It was almost a year ago that Eric Cantona likened a choice between Sepp Blatter and Michel Platini to having to choose between cholera and the plague.
Mercifully, such a decision will now never be forced on world football. Cholera has been eradicated. But the threat of the plague is resurgent.
It is now a week since Michel Platini looked his “friend, Sepp in the eye and told him, face to face, man to man, leave Fifa,” those stern words of which he took absolutely no notice, won his fifth election and emerged utterly defiant, albeit briefly.
In Blatter’s wake, Platini is the new colossus in football politics, seen by many as the White Knight charging football’s reeking corridors of power. He is nothing of the sort.
If it was, ultimately the decision to give the 2022 World Cup to Qatar that has finally caused Fifa’s house of cards to tumble, remember that Sepp Blatter didn’t vote for it. Platini did. His friend Zinedine Zidane was reportedly paid huge sums to lobby for it. Platini dined with Nicholas Sarkozy and the son of the Emir of Qatar at the Elysees Palace, not long before the vote, and after which the Qatar Sports Investment fund bought Sarkozy’s team Paris Saint Germain.
Two months ago, when the Qatar tournament was formally moved to December, trashing almost every major domestic football league in the world, and in direct contravention to the terms under which the vote was conducted, Platini claimed: “I always said I will vote for Qatar, but that I will do my best for it to be in winter and I hope it will be in the Gulf.
“I’m totally coherent with what I said four years ago, totally. I work for what I am convinced is good for football.”

His claim, then, was that he voted for a Qatar Summer tournament on the basis that it would come to be jointly held all around the Gulf, and not in the summer. And if you believe that, then, well, I have a World Cup to sell you.

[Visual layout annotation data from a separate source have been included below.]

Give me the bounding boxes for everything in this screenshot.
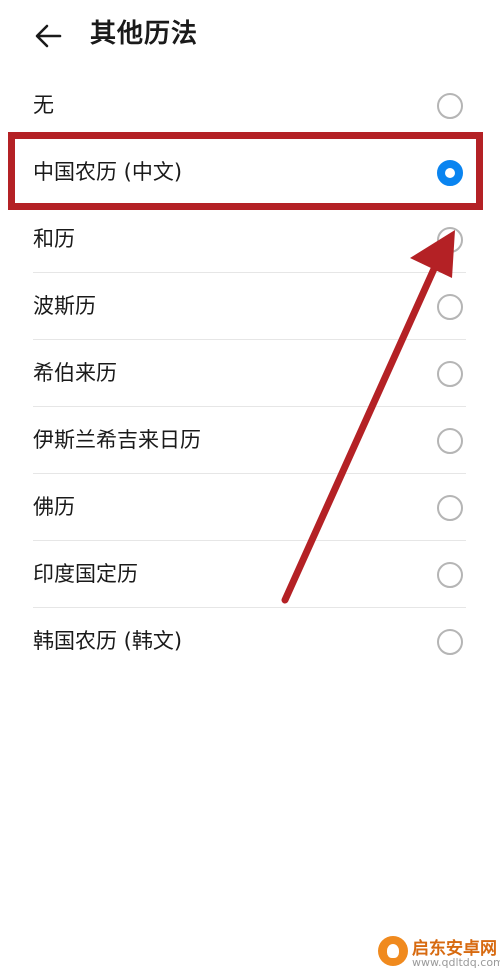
- watermark-logo-icon: [378, 936, 408, 966]
- option-chinese-lunar[interactable]: 中国农历 (中文): [0, 139, 500, 206]
- radio-button[interactable]: [437, 428, 463, 454]
- option-label: 印度国定历: [33, 562, 138, 586]
- watermark-url: www.qdltdq.com: [412, 956, 500, 969]
- option-label: 伊斯兰希吉来日历: [33, 428, 201, 452]
- radio-button[interactable]: [437, 562, 463, 588]
- option-indian-national[interactable]: 印度国定历: [0, 541, 500, 608]
- radio-button[interactable]: [437, 227, 463, 253]
- radio-button[interactable]: [437, 294, 463, 320]
- option-label: 韩国农历 (韩文): [33, 629, 183, 653]
- radio-button[interactable]: [437, 629, 463, 655]
- option-label: 佛历: [33, 495, 75, 519]
- option-buddhist[interactable]: 佛历: [0, 474, 500, 541]
- radio-button-selected[interactable]: [437, 160, 463, 186]
- option-islamic[interactable]: 伊斯兰希吉来日历: [0, 407, 500, 474]
- option-label: 中国农历 (中文): [33, 160, 183, 184]
- option-label: 波斯历: [33, 294, 96, 318]
- app-header: 其他历法: [0, 0, 500, 70]
- option-japanese[interactable]: 和历: [0, 206, 500, 273]
- option-none[interactable]: 无: [0, 72, 500, 139]
- option-label: 希伯来历: [33, 361, 117, 385]
- back-button[interactable]: [30, 18, 66, 54]
- watermark: 启东安卓网 www.qdltdq.com: [378, 932, 500, 976]
- radio-button[interactable]: [437, 361, 463, 387]
- page-title: 其他历法: [90, 19, 199, 49]
- arrow-left-icon: [35, 24, 62, 48]
- radio-button[interactable]: [437, 93, 463, 119]
- calendar-options-list: 无 中国农历 (中文) 和历 波斯历 希伯来历 伊斯兰希吉来日历 佛历 印度国定…: [0, 72, 500, 675]
- option-korean-lunar[interactable]: 韩国农历 (韩文): [0, 608, 500, 675]
- radio-button[interactable]: [437, 495, 463, 521]
- option-persian[interactable]: 波斯历: [0, 273, 500, 340]
- option-label: 无: [33, 93, 54, 117]
- option-label: 和历: [33, 227, 75, 251]
- option-hebrew[interactable]: 希伯来历: [0, 340, 500, 407]
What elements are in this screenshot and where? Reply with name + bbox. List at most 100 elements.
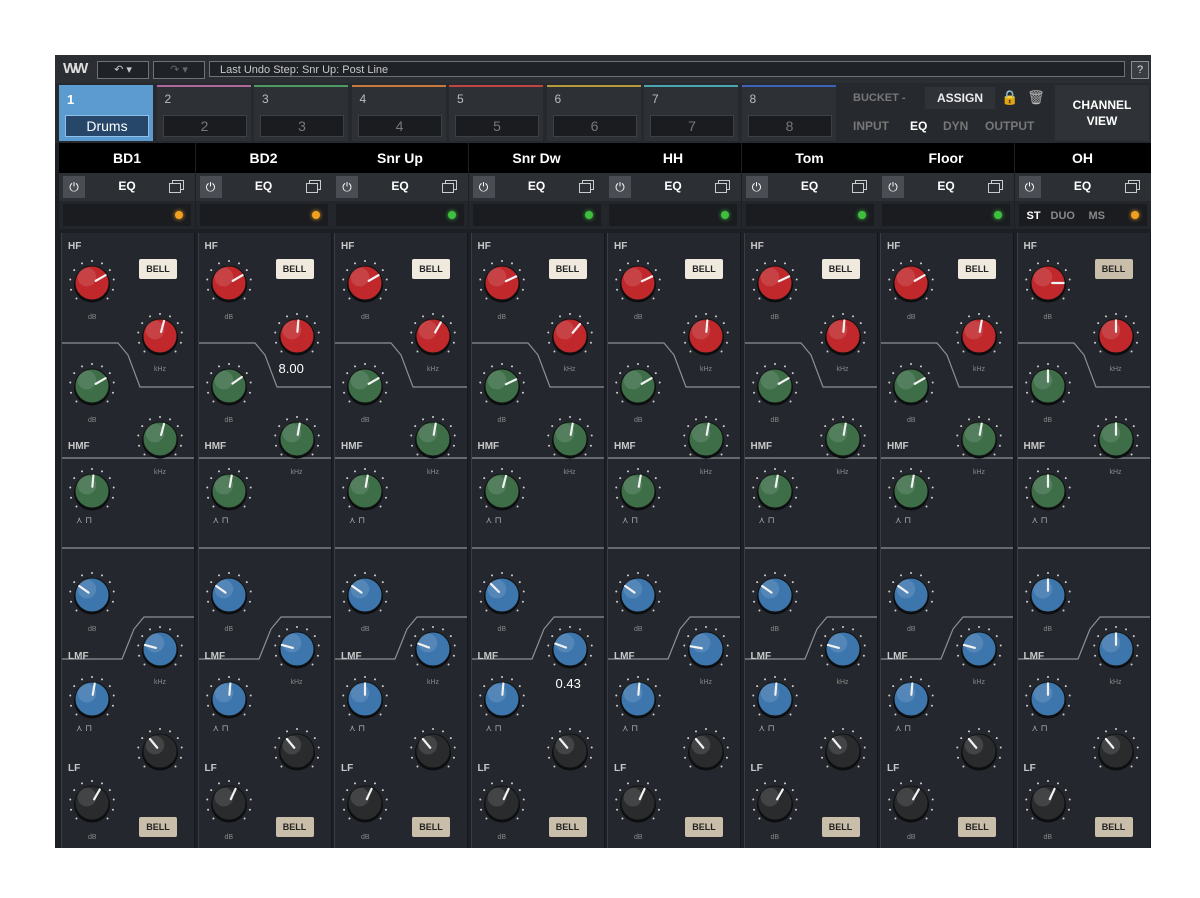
group-tab-7[interactable]: 77 — [644, 85, 738, 141]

Blatter turned on Platini in the end. The successor was removed. But if Platini really is the bookies favourite for the top job, it is because there remains enough residual appeal from his days at the centre of Fifa’s machinating heart to attract those who are still not convinced that a fundamental change is needed. It is for that reason that Europe, and the rest of the football world, must look beyond.